Der Stand bestimmt die Schlaglänge: Je offener der Stand (Fuss- und Hüftlinie), desto mehr schneidet der Schlägerkopf von aussen in den Sand. Der Ball wird dadurch entsprechend weniger vorwärts beschleunigt. Die Ziellinie, nach der der Schlägerkopf und die Schultern ausgerichtet sind, bleibt immer identisch.
Das Rezept für ein gutes Bunkerspiel mutet relativ einfach an, doch – die Tourspieler haben es dem Beobachter in Crans-Montana wieder aufs Neue bewiesen – ohne einige Übung bleibt die Theorie ein Papiertiger. Und bis man bei einem Schlag in den Bunker ohne aus Angst aufzustöhnen locker feststellen kann: «Besser aus dem Sand als aus dem Rough», muss man schon einige Trainingssessionen im Bunker verbracht haben.
Bunkerschlag in der Aufwärtsneigung (Uplie): Der Körper ist gerade über dem Ball, der Schlag entspricht dem, wie er im Flachen ausgeführt wird (Bild links). Das Körpergewicht muss unbedingt links bleiben, denn in dieser Lage ist die Versuchung, den Ball «löffeln» zu wollen, besonders gross (rechts).

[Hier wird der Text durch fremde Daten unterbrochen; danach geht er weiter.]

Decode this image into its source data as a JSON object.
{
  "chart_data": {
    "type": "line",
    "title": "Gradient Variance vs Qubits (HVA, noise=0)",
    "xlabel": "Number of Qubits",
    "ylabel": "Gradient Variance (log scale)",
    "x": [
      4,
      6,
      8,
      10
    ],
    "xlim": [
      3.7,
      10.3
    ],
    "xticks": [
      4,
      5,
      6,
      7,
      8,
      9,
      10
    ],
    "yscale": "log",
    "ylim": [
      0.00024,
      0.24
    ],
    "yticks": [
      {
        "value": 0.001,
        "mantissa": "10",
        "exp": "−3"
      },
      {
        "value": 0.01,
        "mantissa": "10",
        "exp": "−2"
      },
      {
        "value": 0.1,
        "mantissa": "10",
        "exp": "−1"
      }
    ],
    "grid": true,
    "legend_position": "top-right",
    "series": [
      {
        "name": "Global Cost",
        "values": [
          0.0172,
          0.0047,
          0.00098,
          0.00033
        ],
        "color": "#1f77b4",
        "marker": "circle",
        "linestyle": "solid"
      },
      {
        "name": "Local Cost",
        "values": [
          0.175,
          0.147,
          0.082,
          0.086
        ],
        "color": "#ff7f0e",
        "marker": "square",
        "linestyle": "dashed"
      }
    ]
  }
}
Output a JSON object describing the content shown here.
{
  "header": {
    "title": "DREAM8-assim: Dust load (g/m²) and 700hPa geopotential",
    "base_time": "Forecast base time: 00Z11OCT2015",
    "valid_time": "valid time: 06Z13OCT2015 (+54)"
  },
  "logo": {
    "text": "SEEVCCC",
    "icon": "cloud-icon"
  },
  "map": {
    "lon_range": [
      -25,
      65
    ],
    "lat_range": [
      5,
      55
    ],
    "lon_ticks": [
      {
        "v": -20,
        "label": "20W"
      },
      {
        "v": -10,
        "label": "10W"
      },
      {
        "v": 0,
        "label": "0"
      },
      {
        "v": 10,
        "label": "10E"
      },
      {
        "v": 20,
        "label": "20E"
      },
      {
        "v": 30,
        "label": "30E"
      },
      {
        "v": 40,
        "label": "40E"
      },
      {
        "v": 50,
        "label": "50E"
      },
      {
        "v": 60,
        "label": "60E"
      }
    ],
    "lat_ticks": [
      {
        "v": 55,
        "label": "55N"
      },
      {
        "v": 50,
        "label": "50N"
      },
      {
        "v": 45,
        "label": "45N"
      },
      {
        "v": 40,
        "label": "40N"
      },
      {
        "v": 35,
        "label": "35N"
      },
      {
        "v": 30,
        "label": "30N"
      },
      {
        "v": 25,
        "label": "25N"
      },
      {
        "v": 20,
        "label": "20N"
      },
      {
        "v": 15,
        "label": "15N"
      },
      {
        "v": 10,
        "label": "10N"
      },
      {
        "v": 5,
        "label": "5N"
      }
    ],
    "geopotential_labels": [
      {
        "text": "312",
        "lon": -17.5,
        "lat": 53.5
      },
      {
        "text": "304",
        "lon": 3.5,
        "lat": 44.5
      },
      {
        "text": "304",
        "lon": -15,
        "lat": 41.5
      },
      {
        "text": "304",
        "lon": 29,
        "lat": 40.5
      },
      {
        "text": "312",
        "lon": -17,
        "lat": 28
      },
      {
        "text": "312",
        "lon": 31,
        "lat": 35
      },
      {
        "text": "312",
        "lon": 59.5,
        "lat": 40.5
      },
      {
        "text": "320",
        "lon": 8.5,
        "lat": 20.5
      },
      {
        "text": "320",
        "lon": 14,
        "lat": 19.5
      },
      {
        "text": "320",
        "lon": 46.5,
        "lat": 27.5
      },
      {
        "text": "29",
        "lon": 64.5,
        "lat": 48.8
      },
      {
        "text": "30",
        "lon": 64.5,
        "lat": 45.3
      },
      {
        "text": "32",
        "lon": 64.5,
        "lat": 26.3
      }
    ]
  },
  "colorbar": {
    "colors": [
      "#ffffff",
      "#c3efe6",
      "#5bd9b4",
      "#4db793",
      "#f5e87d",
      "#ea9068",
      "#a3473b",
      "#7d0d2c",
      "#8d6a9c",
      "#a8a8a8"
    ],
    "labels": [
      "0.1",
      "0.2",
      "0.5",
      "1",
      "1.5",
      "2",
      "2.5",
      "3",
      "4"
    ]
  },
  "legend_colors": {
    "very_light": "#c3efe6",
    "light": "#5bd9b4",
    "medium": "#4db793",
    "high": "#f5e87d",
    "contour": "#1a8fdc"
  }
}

Bunkerschlag in der Abwärtsneigung (Downlie): Der Körper ist parallel zur Neigung ausgerichtet. Der Schlag muss in dieser Lage steiler erfolgen, das Körpergewicht sollte hier unbedingt links bleiben, denn der Schläger würde sonst beim Schwung in der aufsteigenden Schräge anstossen (Bild links). Ohne Anpassung an die Neigung des Bunkers lässt sich kaum ein korrekter Schwung ausführen, ein Fehlschlag wird die Folge sein (rechts).